One more visit before our tour ends.
We go to an elephant camp in a Thai national park.
Our guide tells us that at this camp the elephants are treated very well. They perform for visitors from about 10AM until 2PM. Then we are told, they are free to go their own way in the park. Elephants only sleep about 4 hours a day. So the elephants usually are awake doing elephant things until about 2AM when they bed down for a few hours.
The power and intelligence of elephants combined with their long day has in the past made them subject to abuse working in forests in logging operations. Now this is illegal in Thailand but it reportedly still takes place in a few pirate logging operations.
But we are visiting a national park where the elephants are very kindly treated. At least it does seem that the mahouts (elephant trainers) are gentle with their proteges.
Here is a mahout and his baby:
Soon after we arrive at the camp it is time for the elephants to take a bath.
The elephants put on a show in a large coral. Their mahouts have them build log walls, dance, beg for applause, etc. But for me the most impressive part of the show was the painting. The elephants with no obvious prompting from the mahouts drew good images of flowering plants, trees and of an elephant:
Note: I was already beginning to feel ill and was not very observant. Sueann later told me that she thought she saw the mahouts giving queues to the elephants as to what strokes/color to apply to the paper. She is probably right.
Here are some of the finished pieces:
After the show Sueann and I get friendly with these big guys.
Well, should we take a ride on an elephant or should we not? I ask our guide and she responds that this camp is kind to the animals and that once in your life a ride on an elephant is a good thing.
So for 800 baht ($22.40) each we mount a platform and ride on an elephant for an hour on a lovely mountain trail. This is not a smooth ride.
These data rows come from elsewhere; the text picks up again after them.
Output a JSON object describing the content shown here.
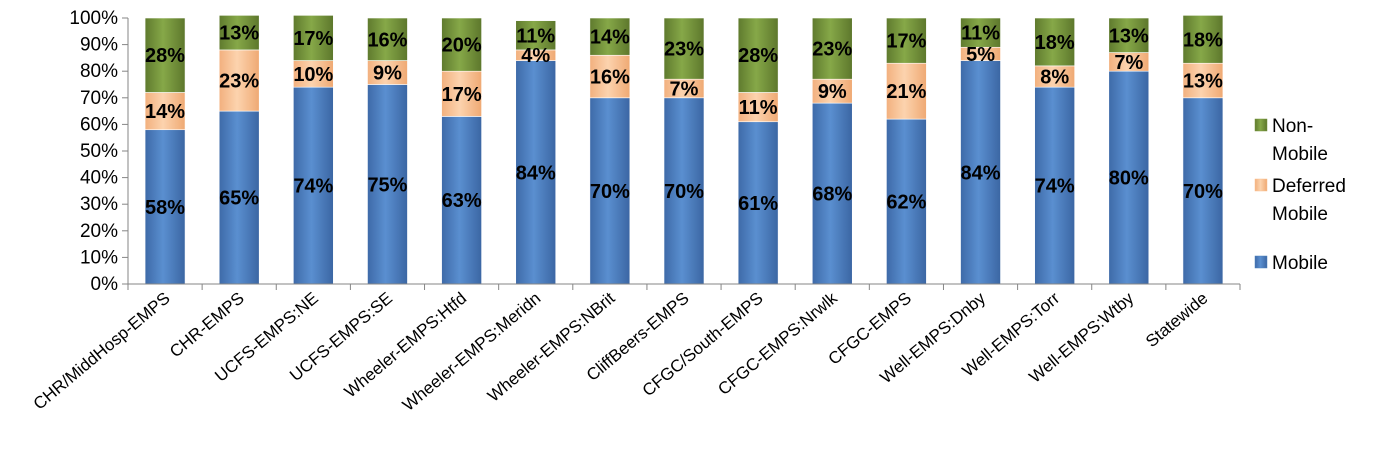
{
  "chart_data": {
    "type": "bar",
    "stacked": true,
    "orientation": "vertical",
    "title": "",
    "xlabel": "",
    "ylabel": "",
    "ylim": [
      0,
      100
    ],
    "y_ticks": [
      "0%",
      "10%",
      "20%",
      "30%",
      "40%",
      "50%",
      "60%",
      "70%",
      "80%",
      "90%",
      "100%"
    ],
    "grid": false,
    "legend_position": "right",
    "categories": [
      "CHR/MiddHosp-EMPS",
      "CHR-EMPS",
      "UCFS-EMPS:NE",
      "UCFS-EMPS:SE",
      "Wheeler-EMPS:Htfd",
      "Wheeler-EMPS:Meridn",
      "Wheeler-EMPS:NBrit",
      "CliffBeers-EMPS",
      "CFGC/South-EMPS",
      "CFGC-EMPS:Nrwlk",
      "CFGC-EMPS",
      "Well-EMPS:Dnby",
      "Well-EMPS:Torr",
      "Well-EMPS:Wtby",
      "Statewide"
    ],
    "series": [
      {
        "name": "Mobile",
        "color": "#4F81BD",
        "values": [
          58,
          65,
          74,
          75,
          63,
          84,
          70,
          70,
          61,
          68,
          62,
          84,
          74,
          80,
          70
        ],
        "labels": [
          "58%",
          "65%",
          "74%",
          "75%",
          "63%",
          "84%",
          "70%",
          "70%",
          "61%",
          "68%",
          "62%",
          "84%",
          "74%",
          "80%",
          "70%"
        ]
      },
      {
        "name": "Deferred Mobile",
        "color": "#FAC090",
        "values": [
          14,
          23,
          10,
          9,
          17,
          4,
          16,
          7,
          11,
          9,
          21,
          5,
          8,
          7,
          13
        ],
        "labels": [
          "14%",
          "23%",
          "10%",
          "9%",
          "17%",
          "4%",
          "16%",
          "7%",
          "11%",
          "9%",
          "21%",
          "5%",
          "8%",
          "7%",
          "13%"
        ]
      },
      {
        "name": "Non-Mobile",
        "color": "#77933C",
        "values": [
          28,
          13,
          17,
          16,
          20,
          11,
          14,
          23,
          28,
          23,
          17,
          11,
          18,
          13,
          18
        ],
        "labels": [
          "28%",
          "13%",
          "17%",
          "16%",
          "20%",
          "11%",
          "14%",
          "23%",
          "28%",
          "23%",
          "17%",
          "11%",
          "18%",
          "13%",
          "18%"
        ]
      }
    ],
    "legend": {
      "order": [
        "Non-Mobile",
        "Deferred Mobile",
        "Mobile"
      ],
      "entries": [
        {
          "lines": [
            "Non-",
            "Mobile"
          ],
          "series": "Non-Mobile"
        },
        {
          "lines": [
            "Deferred",
            "Mobile"
          ],
          "series": "Deferred Mobile"
        },
        {
          "lines": [
            "Mobile"
          ],
          "series": "Mobile"
        }
      ]
    }
  }
}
Our elephant is hungry and stops every few minutes to probe the hillside vegetation with his trunk. Finding what he likes (Sueann believes it is bamboo vine) he pulls a large section of green vine away from the hillside and chomps on it as we move on.
We return to our hotel where it quickly becomes apparent that I am getting sick. The next morning we summon a doctor who says I have bronchitis, gives me a shot of penicillin and says she will return the next day. The next day I am obviously worse. The doctor listens to my chest and tells me I now have pneumonia in my left lung. She says I should go into the hospital. I am not fond of this idea so I decline. She gives me a massive shot of penicillin and says she will return the next. And so it goes.
We spend the 6 extra days we have extended to tour around Chiang Mai in the hotel room. Sueann has a little cold but manages to go for a walk around Chiang Mai once or twice a day.
By the time we are scheduled to fly back to Bangkok so we can catch our flight back to San Francisco I am quite a bit better. The trip back isn't too bad at all.
When we arrive home a nurse-practitioner at Kaiser sees me and says I should be better in about a week. I pass much of the time during the next four days very pleasurably writing this dairy of our trip.